Lain halnya kalau kacang ijo dimasukkan ke kuping di malam hari, esok pagi pastilah sudah menjadi toge, dan siap mendampingi bakmi goreng di Jalan Cipto, Pematang Siantar. Begitu juga pisang monyet, meski pada dasarnya monyet tidak mengklaim itu pisangnya, tetapi jika sudah dilumeri dengan tepung lalu digoreng, otomatis namanya menjadi goring pisang.

Martabat, yg di kampungnya John Tery, disebut prestige, atau arti harfiahnya adalah tingkat harkat kemanusian, atau harga diri. Maka manusia di belakang martabat, disebut bermatabat, jika mempunyai martabat.

Seorang yang bermartabat assosiasinya adalah yang menjalankan nilai-nilai yang positif. Artinya, yang secara universal dia menjalankan Kebenaran. Kebenaran yang benar maksudnya. Bukan kebenaran yang dibenar-benarkan atau yang masih butuh pembenaran. Misalnya, seorang Kepala Desa yang dipilih oleh warga desanya oleh sebab ybs. menjalankan nilai-nilai yang ada di Kampung itu, dan bukan karena membeli suara, tetapi murni dari hatinurani warganya.

Kebenaran dan Hati Nurani

Secara psikologis, kemunafikan membuat orang tidak tenteram, karena sikapnya itu akan selalu bertentangan dengan kata hati nurani sendiri. Karena pada dasarnya, “ Kamu bisa membohongi orang lain selamanya, tetapi tidak pada diri sendiri.” Jadi, orang munafik itu sebetulnya hatinya selalu tertekan dan tidak menjalankan kebenaran. Mengapa? Hati Nurani, tidak mungkin menyuruh atau memerintah untuk melakukan sesuatu yang tidak benar. Mencuri, menyontek, menyogok atau menyuap pastilah tidak benar, dan tidak dapat diterima secara universal. Tentu saja, ini berlaku di zaman belum edan. Misalnya, seorang yang lulus ujian, karena menyontek, atau menduduki sebuah jabatan karena memberi upeti kepada atasan, atau yang paling anyar sebagai contoh adalah kasus Bupati Lebak yang disutradarai oleh Akil Muchtar pastilah bertentangan dengan Pendapat Umum.

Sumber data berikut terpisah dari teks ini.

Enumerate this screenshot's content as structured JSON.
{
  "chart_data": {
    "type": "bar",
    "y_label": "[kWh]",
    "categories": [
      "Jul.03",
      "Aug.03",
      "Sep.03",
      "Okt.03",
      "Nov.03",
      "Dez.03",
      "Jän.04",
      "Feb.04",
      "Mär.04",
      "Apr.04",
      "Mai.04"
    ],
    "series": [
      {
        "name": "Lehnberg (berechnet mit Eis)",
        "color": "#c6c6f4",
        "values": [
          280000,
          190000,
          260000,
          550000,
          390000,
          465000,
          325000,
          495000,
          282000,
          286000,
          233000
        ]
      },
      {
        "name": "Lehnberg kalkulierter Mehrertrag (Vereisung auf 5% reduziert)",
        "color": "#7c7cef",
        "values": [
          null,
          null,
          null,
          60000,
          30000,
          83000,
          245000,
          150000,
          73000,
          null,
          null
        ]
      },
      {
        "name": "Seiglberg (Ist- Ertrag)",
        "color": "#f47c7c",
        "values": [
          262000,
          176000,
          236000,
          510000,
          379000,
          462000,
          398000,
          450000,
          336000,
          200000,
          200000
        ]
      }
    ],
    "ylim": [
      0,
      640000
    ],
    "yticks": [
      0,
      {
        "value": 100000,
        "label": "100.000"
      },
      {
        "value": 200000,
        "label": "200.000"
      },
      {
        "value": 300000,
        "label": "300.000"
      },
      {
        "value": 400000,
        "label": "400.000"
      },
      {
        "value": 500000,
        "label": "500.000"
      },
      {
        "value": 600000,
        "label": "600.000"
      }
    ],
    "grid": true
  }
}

Hati Nurani adalah Hakim yang kejam. Kejam karena tidak ada kompromi. Ibarat warna dia menentukan Hitam dan Putih. Tidak abu-abu. Kalau salah, chip yang tertatam di Hati Nurani, akan bergetar dengan vibra salah. Jika benar maka vibranya bergetar, Benar. Tidak ada kompromi. Karena itu, seorang pencuri yg menyembunyikan hasil curiannya di tempat yang aman sehingga tidak seorang pun manusia tahu, tetaplah si pencuri tahu persis tempat di mana barang itu disembunyikan. Dan Hati Nurani ybs. Akan mengatakan, itu salah, itu salah, itu salah.

Begitu juga dengan seorang penyuap untuk mendapatkan jabatan. Bahkan jika pun anak dan isterinya tidak tahu kalau jabatan itu diperoleh dari hasil menyuap atau membeli suara, tapi Hati Nurani ybs. dan yang menerima suap, pasti mengatakan itu : SALAH. Walaupun barangkali, (ini barangkali) mereka akan mencari software pembenar di Play Store, Sofware Politik, yang fungsinya bisa menyalahkan yang benar dan membenarkan yang salah dengan dalih : INI POLITIK. Tetapi, menurut hemat saya, tetaplah hal itu menjadi sejarah hitam bagi kehidupan yang bersangkutan, maaf, mungkin ini terlalu apriori, hal tersebut bukanlah perlakuan seorang yang BERADAB, apalagi nanti mengklaim, bahwa Jabatan diperoleh karena kehendak Yang Di Atas.